最終決戦を前に仲間から『死ぬのが怖くないのか。平和な世界を生きたくはないのか』と問われた彼は、小さく笑い、こう応えるのだ。
『平和な世は、女性や子供が享受すればいい。そう、ラナのような、花のごとき女性が。そのために、俺たちは行くのだ』
その時初めて、彼がシャフリヤールの恋人であるラナに片思いしていたことがわかるのである。

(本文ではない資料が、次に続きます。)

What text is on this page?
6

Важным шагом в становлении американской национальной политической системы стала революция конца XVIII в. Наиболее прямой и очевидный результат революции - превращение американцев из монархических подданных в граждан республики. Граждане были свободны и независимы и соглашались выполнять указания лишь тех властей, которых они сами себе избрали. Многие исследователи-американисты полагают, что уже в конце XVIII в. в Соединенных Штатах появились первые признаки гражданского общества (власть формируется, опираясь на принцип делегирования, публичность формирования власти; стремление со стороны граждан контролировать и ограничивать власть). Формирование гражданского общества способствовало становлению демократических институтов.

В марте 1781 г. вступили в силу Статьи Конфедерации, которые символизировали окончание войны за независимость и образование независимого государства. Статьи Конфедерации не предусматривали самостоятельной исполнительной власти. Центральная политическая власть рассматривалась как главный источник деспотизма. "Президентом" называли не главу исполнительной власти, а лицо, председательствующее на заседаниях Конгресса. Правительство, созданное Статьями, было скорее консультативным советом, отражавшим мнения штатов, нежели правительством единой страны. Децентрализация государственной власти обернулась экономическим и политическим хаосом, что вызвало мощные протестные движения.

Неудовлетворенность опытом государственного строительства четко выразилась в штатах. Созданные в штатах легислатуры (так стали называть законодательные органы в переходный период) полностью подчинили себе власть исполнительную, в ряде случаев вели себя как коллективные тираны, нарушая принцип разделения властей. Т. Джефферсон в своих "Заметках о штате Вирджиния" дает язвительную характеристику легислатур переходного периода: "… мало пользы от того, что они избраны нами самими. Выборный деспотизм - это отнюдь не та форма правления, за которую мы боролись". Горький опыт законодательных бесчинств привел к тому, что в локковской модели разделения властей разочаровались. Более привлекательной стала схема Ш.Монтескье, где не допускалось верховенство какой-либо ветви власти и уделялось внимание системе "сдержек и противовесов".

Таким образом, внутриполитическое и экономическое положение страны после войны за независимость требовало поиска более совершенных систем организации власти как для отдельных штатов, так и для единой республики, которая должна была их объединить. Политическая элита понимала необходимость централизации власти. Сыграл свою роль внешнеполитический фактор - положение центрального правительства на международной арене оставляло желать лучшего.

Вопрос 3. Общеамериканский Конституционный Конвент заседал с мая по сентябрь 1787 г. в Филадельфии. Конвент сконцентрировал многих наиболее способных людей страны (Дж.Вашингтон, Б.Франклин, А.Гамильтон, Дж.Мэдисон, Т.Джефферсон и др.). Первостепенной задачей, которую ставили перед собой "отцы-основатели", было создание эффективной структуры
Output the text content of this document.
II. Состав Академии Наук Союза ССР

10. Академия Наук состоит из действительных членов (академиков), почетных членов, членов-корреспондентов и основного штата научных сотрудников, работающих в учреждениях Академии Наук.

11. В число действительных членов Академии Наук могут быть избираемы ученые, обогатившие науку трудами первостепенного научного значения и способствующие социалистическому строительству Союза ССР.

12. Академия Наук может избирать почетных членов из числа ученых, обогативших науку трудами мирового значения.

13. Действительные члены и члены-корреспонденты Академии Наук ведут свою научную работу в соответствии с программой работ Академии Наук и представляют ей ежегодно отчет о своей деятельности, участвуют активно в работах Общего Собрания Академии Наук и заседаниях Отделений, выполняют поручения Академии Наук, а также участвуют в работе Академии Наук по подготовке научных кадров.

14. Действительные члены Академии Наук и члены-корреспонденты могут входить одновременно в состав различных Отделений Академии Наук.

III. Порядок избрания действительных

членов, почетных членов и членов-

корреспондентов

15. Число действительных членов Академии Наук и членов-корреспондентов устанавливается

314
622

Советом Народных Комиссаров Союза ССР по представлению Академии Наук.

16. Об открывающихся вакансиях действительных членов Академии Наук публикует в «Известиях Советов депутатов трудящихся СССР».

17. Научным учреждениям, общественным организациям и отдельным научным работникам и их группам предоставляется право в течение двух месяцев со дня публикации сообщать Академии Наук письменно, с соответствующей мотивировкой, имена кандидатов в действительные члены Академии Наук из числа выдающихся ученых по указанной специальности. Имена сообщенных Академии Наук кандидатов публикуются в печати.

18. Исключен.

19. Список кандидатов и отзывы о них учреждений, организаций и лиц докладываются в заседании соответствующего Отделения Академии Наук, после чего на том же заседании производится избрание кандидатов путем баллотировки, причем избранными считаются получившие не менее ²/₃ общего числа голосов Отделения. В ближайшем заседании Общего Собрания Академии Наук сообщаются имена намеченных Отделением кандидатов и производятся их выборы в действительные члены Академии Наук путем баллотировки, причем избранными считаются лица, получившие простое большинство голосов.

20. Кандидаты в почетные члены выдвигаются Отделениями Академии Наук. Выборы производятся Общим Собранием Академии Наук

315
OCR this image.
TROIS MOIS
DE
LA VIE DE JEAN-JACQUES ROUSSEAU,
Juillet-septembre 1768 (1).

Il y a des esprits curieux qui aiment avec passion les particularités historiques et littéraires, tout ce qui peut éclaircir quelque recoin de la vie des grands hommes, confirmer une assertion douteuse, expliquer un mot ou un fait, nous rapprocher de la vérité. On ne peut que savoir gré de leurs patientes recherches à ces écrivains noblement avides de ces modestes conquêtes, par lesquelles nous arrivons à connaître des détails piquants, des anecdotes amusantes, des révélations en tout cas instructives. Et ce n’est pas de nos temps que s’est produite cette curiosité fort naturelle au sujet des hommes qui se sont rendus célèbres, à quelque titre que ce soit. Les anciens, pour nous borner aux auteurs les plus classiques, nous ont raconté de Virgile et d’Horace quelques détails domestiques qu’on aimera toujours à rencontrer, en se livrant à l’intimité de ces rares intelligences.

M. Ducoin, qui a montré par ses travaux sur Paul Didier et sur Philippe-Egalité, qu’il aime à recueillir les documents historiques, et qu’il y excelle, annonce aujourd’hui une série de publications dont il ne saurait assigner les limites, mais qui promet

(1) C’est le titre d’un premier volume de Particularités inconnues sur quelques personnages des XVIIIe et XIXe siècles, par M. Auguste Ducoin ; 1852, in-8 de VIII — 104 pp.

ちなみにラムチャンドラは、最終決戦でシャフリヤールをかばい、敵を道ずれにして死んだ。
彼だけじゃなくて、無敵かと思うぐらい強かった他の勇士たちも、そこで怒涛の勢いで死んだ。容赦がなさすぎて、泣ける。
わかってはいたけど、少しぐらい手心を加えてくれてもよかったのに、なんて思わずにはいられない。
「ああ、わかります、彼は本当に素敵な人物でした。それに、ほかにも……」
「ええ、そこもすごく面白かったです! あと……」
なんて、物語に関する話で盛り上がる私たち。
本を読み終わると感想を言い合うのは、私たちの習慣になりつつあった。
そうしてひとしきり話し終わると、白龍公様はふうと満足げにため息をついた。
「ウルリカ、あなたが来てくれて本当に良かった。実は私は、こうして誰かと本の感想を言い合うことにずっと憧れていたのですよ。なにしろ兄上たちは、本にご興味がないので。それに」
そう言うと、白龍公様は紅茶の入ったグラスを手に取り、優雅な動作で口にすると、花のように笑ったのだった。